Title A review of destruction of seaweed habitats along the coast of the Korean Peninsula and its consequences
Authers Rae-Seon KANG
Keywords Barren grounds, Seaweeds, Artificial reefs, Korea
Citation Bull. Fish. Res. Agen. No.32, 25-31, 2010
Abstract
Large seaweeds can form dense underwater forests. These forests provide a physical structure that supports marine communities by providing animals with food and shelter. Until the end of 1980, Sargassum, Laminaria and Ecklonia forests were abundant all along the Korean Peninsula except the coastal zone of the Yellow Sea where the sea bottom is composed of mud.
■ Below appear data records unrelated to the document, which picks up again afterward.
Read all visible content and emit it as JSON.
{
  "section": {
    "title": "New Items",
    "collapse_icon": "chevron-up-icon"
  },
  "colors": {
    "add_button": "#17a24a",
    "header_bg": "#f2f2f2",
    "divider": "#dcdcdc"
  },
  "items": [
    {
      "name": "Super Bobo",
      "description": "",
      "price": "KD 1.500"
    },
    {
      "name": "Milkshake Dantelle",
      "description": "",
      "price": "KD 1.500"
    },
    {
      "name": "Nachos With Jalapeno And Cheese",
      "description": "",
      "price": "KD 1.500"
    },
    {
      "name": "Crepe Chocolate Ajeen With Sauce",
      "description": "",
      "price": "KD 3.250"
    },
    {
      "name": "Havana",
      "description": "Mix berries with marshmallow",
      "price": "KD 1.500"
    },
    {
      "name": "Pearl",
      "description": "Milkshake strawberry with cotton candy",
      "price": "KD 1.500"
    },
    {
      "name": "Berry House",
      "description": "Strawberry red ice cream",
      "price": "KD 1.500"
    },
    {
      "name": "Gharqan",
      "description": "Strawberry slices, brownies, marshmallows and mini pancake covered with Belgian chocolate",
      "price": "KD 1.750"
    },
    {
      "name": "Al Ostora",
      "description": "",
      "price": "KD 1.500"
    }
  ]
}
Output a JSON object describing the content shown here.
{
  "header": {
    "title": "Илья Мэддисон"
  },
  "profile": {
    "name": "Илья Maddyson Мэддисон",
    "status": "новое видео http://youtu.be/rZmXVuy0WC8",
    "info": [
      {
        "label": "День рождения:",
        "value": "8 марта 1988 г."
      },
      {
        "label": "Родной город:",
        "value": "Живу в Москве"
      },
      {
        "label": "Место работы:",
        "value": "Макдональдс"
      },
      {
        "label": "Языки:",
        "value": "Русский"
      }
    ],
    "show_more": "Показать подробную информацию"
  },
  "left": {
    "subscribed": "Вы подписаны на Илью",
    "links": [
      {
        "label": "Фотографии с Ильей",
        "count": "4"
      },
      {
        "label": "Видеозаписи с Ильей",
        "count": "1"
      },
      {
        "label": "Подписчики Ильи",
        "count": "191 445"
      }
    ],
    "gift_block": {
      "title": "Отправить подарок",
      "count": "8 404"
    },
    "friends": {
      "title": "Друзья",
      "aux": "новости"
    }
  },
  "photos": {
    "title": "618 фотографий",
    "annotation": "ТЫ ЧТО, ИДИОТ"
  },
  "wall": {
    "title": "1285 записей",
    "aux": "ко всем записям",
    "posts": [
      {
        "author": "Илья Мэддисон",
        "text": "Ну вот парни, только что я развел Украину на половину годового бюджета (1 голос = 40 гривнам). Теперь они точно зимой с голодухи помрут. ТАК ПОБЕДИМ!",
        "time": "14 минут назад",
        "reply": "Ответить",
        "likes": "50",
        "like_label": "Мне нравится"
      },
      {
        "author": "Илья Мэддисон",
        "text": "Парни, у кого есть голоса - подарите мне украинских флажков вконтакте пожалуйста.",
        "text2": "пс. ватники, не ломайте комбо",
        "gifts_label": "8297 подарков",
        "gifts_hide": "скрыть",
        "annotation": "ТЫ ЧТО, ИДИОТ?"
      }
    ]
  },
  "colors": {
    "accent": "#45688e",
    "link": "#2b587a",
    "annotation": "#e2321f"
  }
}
From the beginning of 1990s, however, these forests had been decreasing due to various reasons such as global warming, sea urchin grazing, industrialization near the shores, and over releasing of abalone without consideration of carrying capacity of rocky habitats, and by the end of 2004, ca. 13% of the East Sea and 31.4% of Jeju island in the South Sea became barren ground with crusty pink algae and little else covering the rocks. Construction of artificial seaweed beds, therefore, is presently looked into as a necessary factor for the recovery of natural resources. Of the seaweed species, Sargassum, Laminaria and Ecklonia are of interest in Korea. Various techniques have been applied to construct artificial seaweed beds. This paper reviews the extent of destruction of seaweed habitats along the Korean Peninsula and several techniques applied to construct artificial seaweed beds in Korea.